Sen. Crist is proposing to stem the rise of the prison population by exporting as many as 2,000 inmates without personal ties to Florida to prisons in other states.
"Either they're illegal aliens, or they're individuals from other states that have committed a serious crime in Florida that ended up getting incarcerated here, but they have no family or relatives here to come to see them in the state of Florida," he said.
Even if it costs just as much to house an inmate in another state's prison facility, that's one less prison bed the state needs to build next year, he said.
Gretl Plessinger, spokeswoman for the state Department of Corrections, said that Florida already sends prisoners to other states in isolated cases: to protect a prisoner in custody, or by a prisoner's request to be closer to family established in another state.

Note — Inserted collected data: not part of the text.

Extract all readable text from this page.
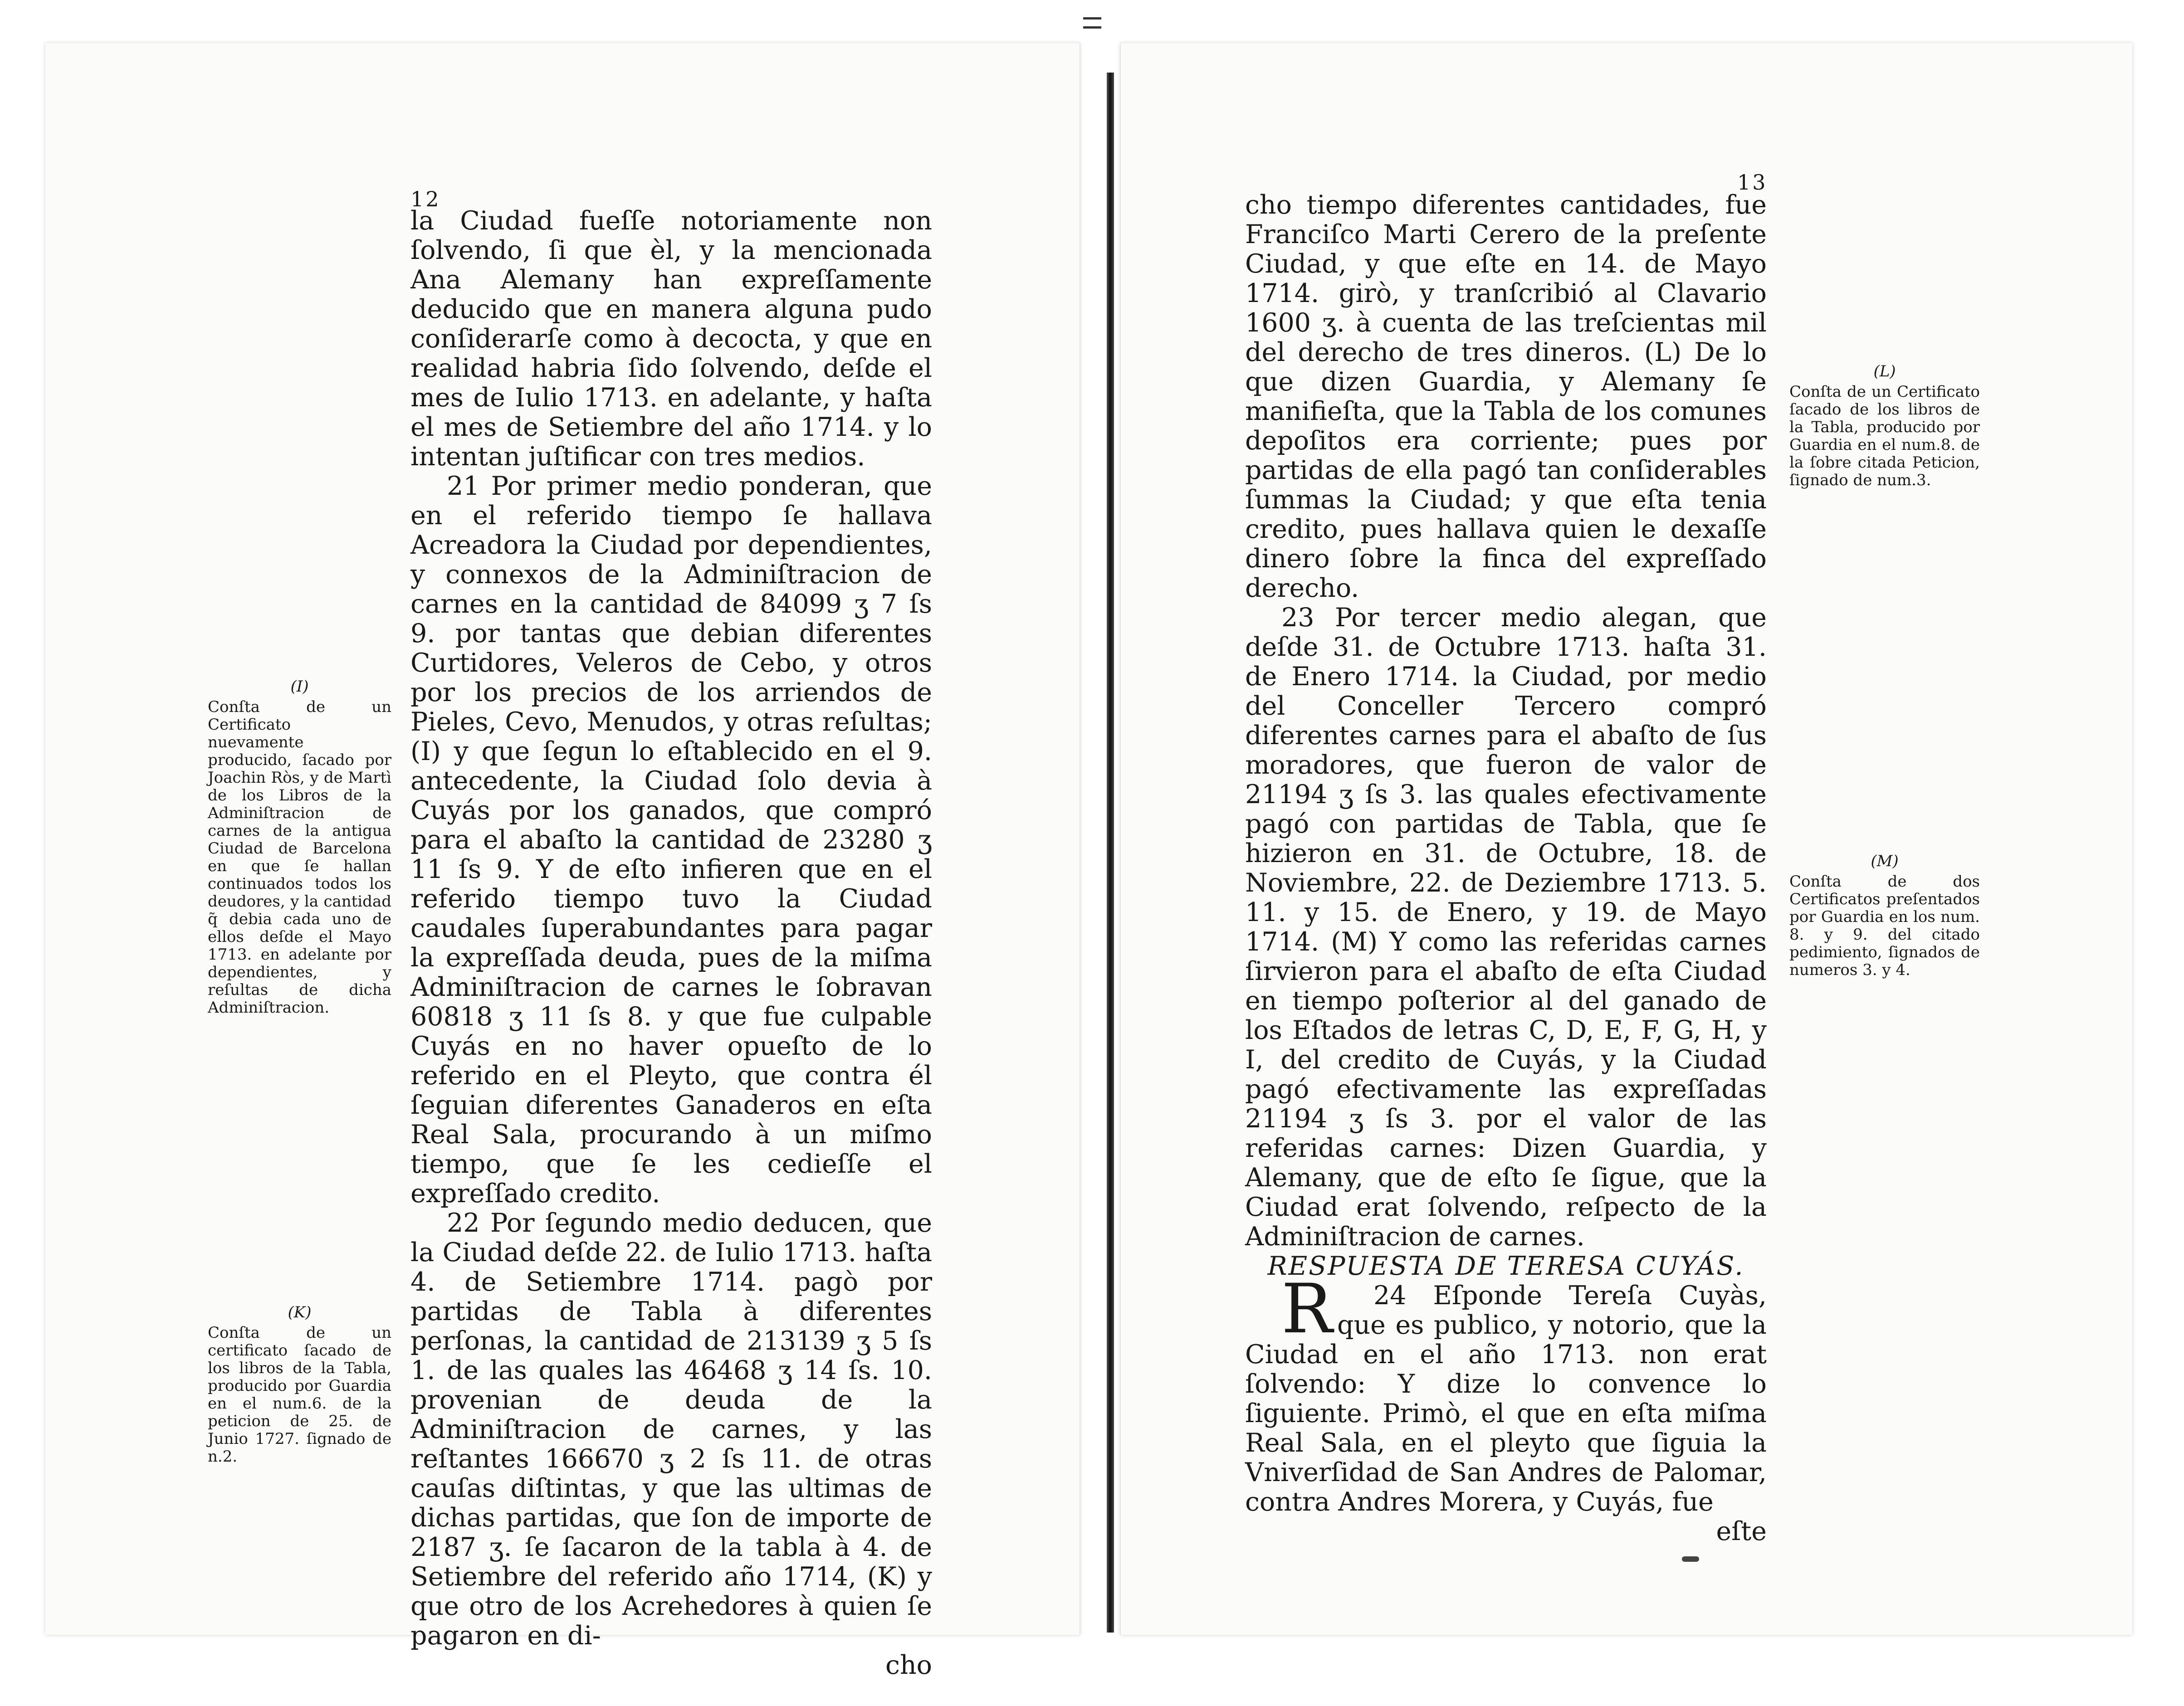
12

la Ciudad fueſſe notoriamente non ſolvendo, ſi que èl, y la mencionada Ana Alemany han expreſſamente deducido que en manera alguna pudo conſiderarſe como à decocta, y que en realidad habria ſido ſolvendo, deſde el mes de Iulio 1713. en adelante, y haſta el mes de Setiembre del año 1714. y lo intentan juſtificar con tres medios.

21 Por primer medio ponderan, que en el referido tiempo ſe hallava Acreadora la Ciudad por dependientes, y connexos de la Adminiſtracion de carnes en la cantidad de 84099 ʒ 7 ſs 9. por tantas que debian diferentes Curtidores, Veleros de Cebo, y otros por los precios de los arriendos de Pieles, Cevo, Menudos, y otras reſultas; (I) y que ſegun lo eſtablecido en el 9. antecedente, la Ciudad ſolo devia à Cuyás por los ganados, que compró para el abaſto la cantidad de 23280 ʒ 11 ſs 9. Y de eſto infieren que en el referido tiempo tuvo la Ciudad caudales ſuperabundantes para pagar la expreſſada deuda, pues de la miſma Adminiſtracion de carnes le ſobravan 60818 ʒ 11 ſs 8. y que fue culpable Cuyás en no haver opueſto de lo referido en el Pleyto, que contra él ſeguian diferentes Ganaderos en eſta Real Sala, procurando à un miſmo tiempo, que ſe les cedieſſe el expreſſado credito.

22 Por ſegundo medio deducen, que la Ciudad deſde 22. de Iulio 1713. haſta 4. de Setiembre 1714. pagò por partidas de Tabla à diferentes perſonas, la cantidad de 213139 ʒ 5 ſs 1. de las quales las 46468 ʒ 14 ſs. 10. provenian de deuda de la Adminiſtracion de carnes, y las reſtantes 166670 ʒ 2 ſs 11. de otras cauſas diſtintas, y que las ultimas de dichas partidas, que ſon de importe de 2187 ʒ. ſe ſacaron de la tabla à 4. de Setiembre del referido año 1714, (K) y que otro de los Acrehedores à quien ſe pagaron en di-

cho

(I)
Conſta de un Certificato nuevamente producido, ſacado por Joachin Ròs, y de Martì de los Libros de la Adminiſtracion de carnes de la antigua Ciudad de Barcelona en que ſe hallan continuados todos los deudores, y la cantidad q̃ debia cada uno de ellos deſde el Mayo 1713. en adelante por dependientes, y reſultas de dicha Adminiſtracion.
(K)
Conſta de un certificato ſacado de los libros de la Tabla, producido por Guardia en el num.6. de la peticion de 25. de Junio 1727. ſignado de n.2.
13

cho tiempo diferentes cantidades, fue Franciſco Marti Cerero de la preſente Ciudad, y que eſte en 14. de Mayo 1714. girò, y tranſcribió al Clavario 1600 ʒ. à cuenta de las treſcientas mil del derecho de tres dineros. (L) De lo que dizen Guardia, y Alemany ſe manifieſta, que la Tabla de los comunes depoſitos era corriente; pues por partidas de ella pagó tan conſiderables ſummas la Ciudad; y que eſta tenia credito, pues hallava quien le dexaſſe dinero ſobre la finca del expreſſado derecho.

23 Por tercer medio alegan, que deſde 31. de Octubre 1713. haſta 31. de Enero 1714. la Ciudad, por medio del Conceller Tercero compró diferentes carnes para el abaſto de ſus moradores, que fueron de valor de 21194 ʒ ſs 3. las quales efectivamente pagó con partidas de Tabla, que ſe hizieron en 31. de Octubre, 18. de Noviembre, 22. de Deziembre 1713. 5. 11. y 15. de Enero, y 19. de Mayo 1714. (M) Y como las referidas carnes ſirvieron para el abaſto de eſta Ciudad en tiempo poſterior al del ganado de los Eſtados de letras C, D, E, F, G, H, y I, del credito de Cuyás, y la Ciudad pagó efectivamente las expreſſadas 21194 ʒ ſs 3. por el valor de las referidas carnes: Dizen Guardia, y Alemany, que de eſto ſe ſigue, que la Ciudad erat ſolvendo, reſpecto de la Adminiſtracion de carnes.

RESPUESTA DE TERESA CUYÁS.

24
R	Eſponde Tereſa Cuyàs, que es publico, y notorio, que la Ciudad en el año 1713. non erat ſolvendo: Y dize lo convence lo ſiguiente. Primò, el que en eſta miſma Real Sala, en el pleyto que ſiguia la Vniverſidad de San Andres de Palomar, contra Andres Morera, y Cuyás, fue

eſte

(L)
Conſta de un Certificato ſacado de los libros de la Tabla, producido por Guardia en el num.8. de la ſobre citada Peticion, ſignado de num.3.
(M)
Conſta de dos Certificatos preſentados por Guardia en los num. 8. y 9. del citado pedimiento, ſignados de numeros 3. y 4.
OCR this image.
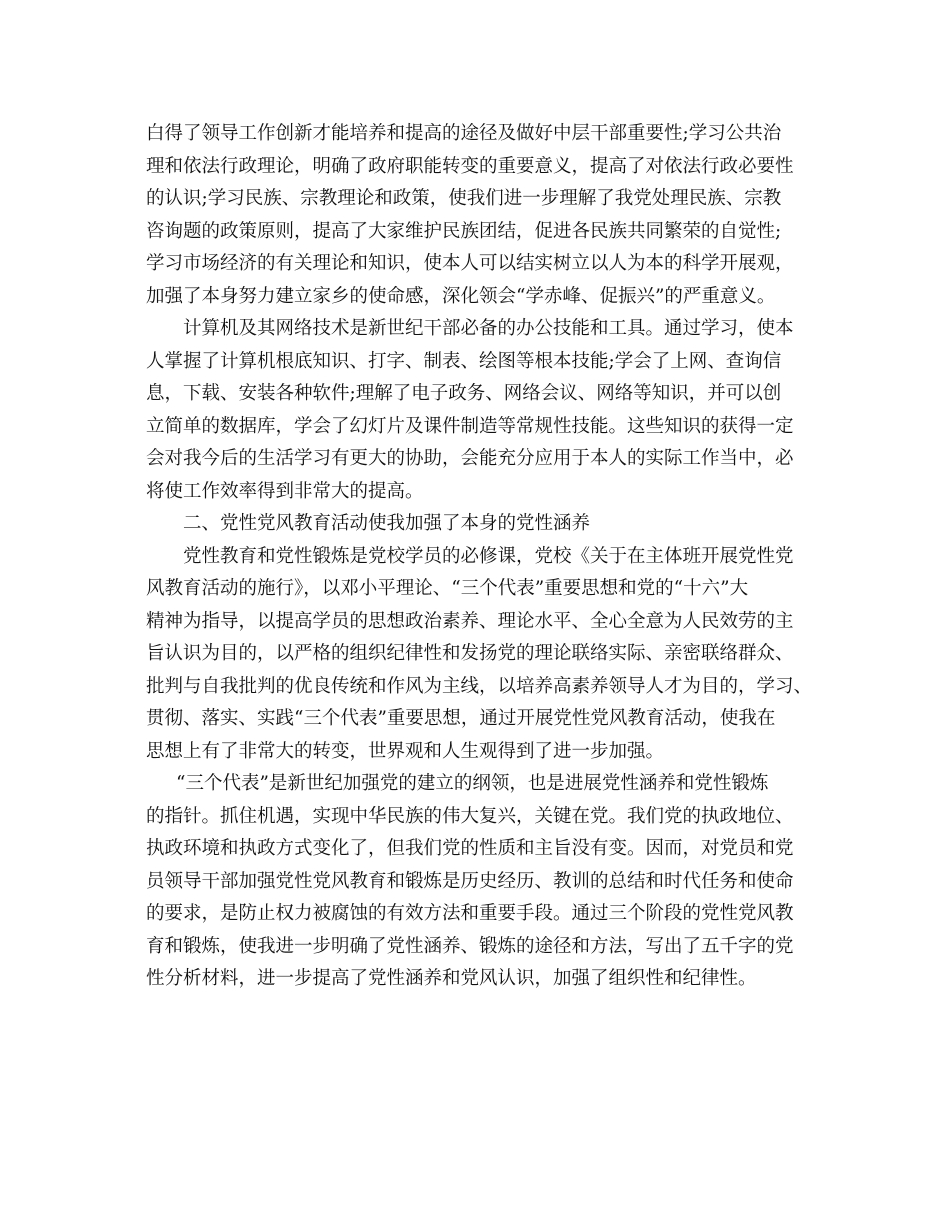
白得了领导工作创新才能培养和提高的途径及做好中层干部重要性;学习公共治
理和依法行政理论，明确了政府职能转变的重要意义，提高了对依法行政必要性
的认识;学习民族、宗教理论和政策，使我们进一步理解了我党处理民族、宗教
咨询题的政策原则，提高了大家维护民族团结，促进各民族共同繁荣的自觉性;
学习市场经济的有关理论和知识，使本人可以结实树立以人为本的科学开展观，
加强了本身努力建立家乡的使命感，深化领会“学赤峰、促振兴”的严重意义。
计算机及其网络技术是新世纪干部必备的办公技能和工具。通过学习，使本
人掌握了计算机根底知识、打字、制表、绘图等根本技能;学会了上网、查询信
息，下载、安装各种软件;理解了电子政务、网络会议、网络等知识，并可以创
立简单的数据库，学会了幻灯片及课件制造等常规性技能。这些知识的获得一定
会对我今后的生活学习有更大的协助，会能充分应用于本人的实际工作当中，必
将使工作效率得到非常大的提高。
二、党性党风教育活动使我加强了本身的党性涵养
党性教育和党性锻炼是党校学员的必修课，党校《关于在主体班开展党性党
风教育活动的施行》，以邓小平理论、“三个代表”重要思想和党的“十六”大
精神为指导，以提高学员的思想政治素养、理论水平、全心全意为人民效劳的主
旨认识为目的，以严格的组织纪律性和发扬党的理论联络实际、亲密联络群众、
批判与自我批判的优良传统和作风为主线，以培养高素养领导人才为目的，学习、
贯彻、落实、实践“三个代表”重要思想，通过开展党性党风教育活动，使我在
思想上有了非常大的转变，世界观和人生观得到了进一步加强。
“三个代表”是新世纪加强党的建立的纲领，也是进展党性涵养和党性锻炼
的指针。抓住机遇，实现中华民族的伟大复兴，关键在党。我们党的执政地位、
执政环境和执政方式变化了，但我们党的性质和主旨没有变。因而，对党员和党
员领导干部加强党性党风教育和锻炼是历史经历、教训的总结和时代任务和使命
的要求，是防止权力被腐蚀的有效方法和重要手段。通过三个阶段的党性党风教
育和锻炼，使我进一步明确了党性涵养、锻炼的途径和方法，写出了五千字的党
性分析材料，进一步提高了党性涵养和党风认识，加强了组织性和纪律性。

What Sen. Crist is proposing is substantially different, she said, since he is not proposing to trade prisoners with other states, per an existing interstate compact in which Florida and about 40 other states participate.
Sen. Crist said the idea is still in development - there's no bill for it yet - and that staff is doing research to determine whether and to what extent nearby states would be willing to take Florida prisoners. Even if public prisons beyond Florida's borders are not interested, he said, privately operated facilities have already signaled they are.
Plessinger said the Department of Corrections is not ready to evaluate the merits of Crist's plan, since the legislation has not yet been filed.
Rep. Nick Thompson, vice-chairman of the House Criminal & Civil Justice Appropriations Committee, said the proposal was news to him.
"It's certainly worth looking into," said Thompson, R-Fort Myers. "I'd want to know if this is being done in other states."
Rep. Kevin Ambler, R-Lutz, who sits with Thompson on a House criminal justice policy panel, wanted more detail as well, but described Crist's idea as "intriguing," especially since the prison system competes with the state's courts for vital funding.
"I think that the times we live in help to generate creative solutions to problems that we have," Ambler said. "There's nothing that guarantees that someone convicted of a crime in Florida has to necessarily, for example, be sitting in prison in Pensacola that we couldn't ship them 20 miles over the border to Alabama."